Karadeniz Teknik Üniversitesi de, Türkiye’nin en seçkin üniversitelerinden birisidir. Bunu başında da söyledim. Bunu da hak etmiştir. Hem tarihi itibariyle hem imkanları itibariyle. Belki de Türkiye’nin en iyi kampuslarından birisine sahipsiniz. Gezme imkanı olmadı, ama yukarıdan baktım ve gördüm. Bu kadar güzel bir kampusu zor bulursunuz. İmkanları da her bakımdan iyi. Karadenizliler, Türkiye herkese sahip çıkıyor.
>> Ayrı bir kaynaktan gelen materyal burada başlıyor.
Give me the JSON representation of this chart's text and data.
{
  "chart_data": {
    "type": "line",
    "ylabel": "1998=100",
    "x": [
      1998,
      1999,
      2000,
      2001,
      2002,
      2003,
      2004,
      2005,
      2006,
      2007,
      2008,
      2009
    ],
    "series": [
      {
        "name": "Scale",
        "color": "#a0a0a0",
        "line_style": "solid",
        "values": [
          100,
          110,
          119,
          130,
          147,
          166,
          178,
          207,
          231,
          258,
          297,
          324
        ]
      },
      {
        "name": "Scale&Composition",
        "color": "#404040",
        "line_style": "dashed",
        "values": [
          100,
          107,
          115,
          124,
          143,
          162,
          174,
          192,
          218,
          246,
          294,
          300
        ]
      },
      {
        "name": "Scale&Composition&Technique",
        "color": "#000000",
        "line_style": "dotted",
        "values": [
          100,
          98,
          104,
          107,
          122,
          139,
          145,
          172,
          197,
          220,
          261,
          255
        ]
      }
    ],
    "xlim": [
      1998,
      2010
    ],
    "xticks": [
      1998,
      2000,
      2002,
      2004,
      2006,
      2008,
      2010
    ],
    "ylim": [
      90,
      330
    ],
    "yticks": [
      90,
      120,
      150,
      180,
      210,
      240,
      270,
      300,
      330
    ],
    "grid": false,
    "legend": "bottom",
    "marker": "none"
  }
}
Dolayısıyla sizin Üniversitenizden de çok başarılar bekliyoruz. Bu söylediğim hedefe, vizyona ve misyona ulaşmasında Türkiye’nin, bu Üniversitenin de muhakkak ki katkıları olacaktır. Bu duygularla, başta siz değerli öğretim üyeleri olmak üzere, değerli öğrencilere, yeni üniversiteli olanlara, herkese başarılar diliyorum. Ve hepinizin başarılarıyla, hep beraber, gurur duyacağımı, burada ifade ediyorum. Sağolan, varolun.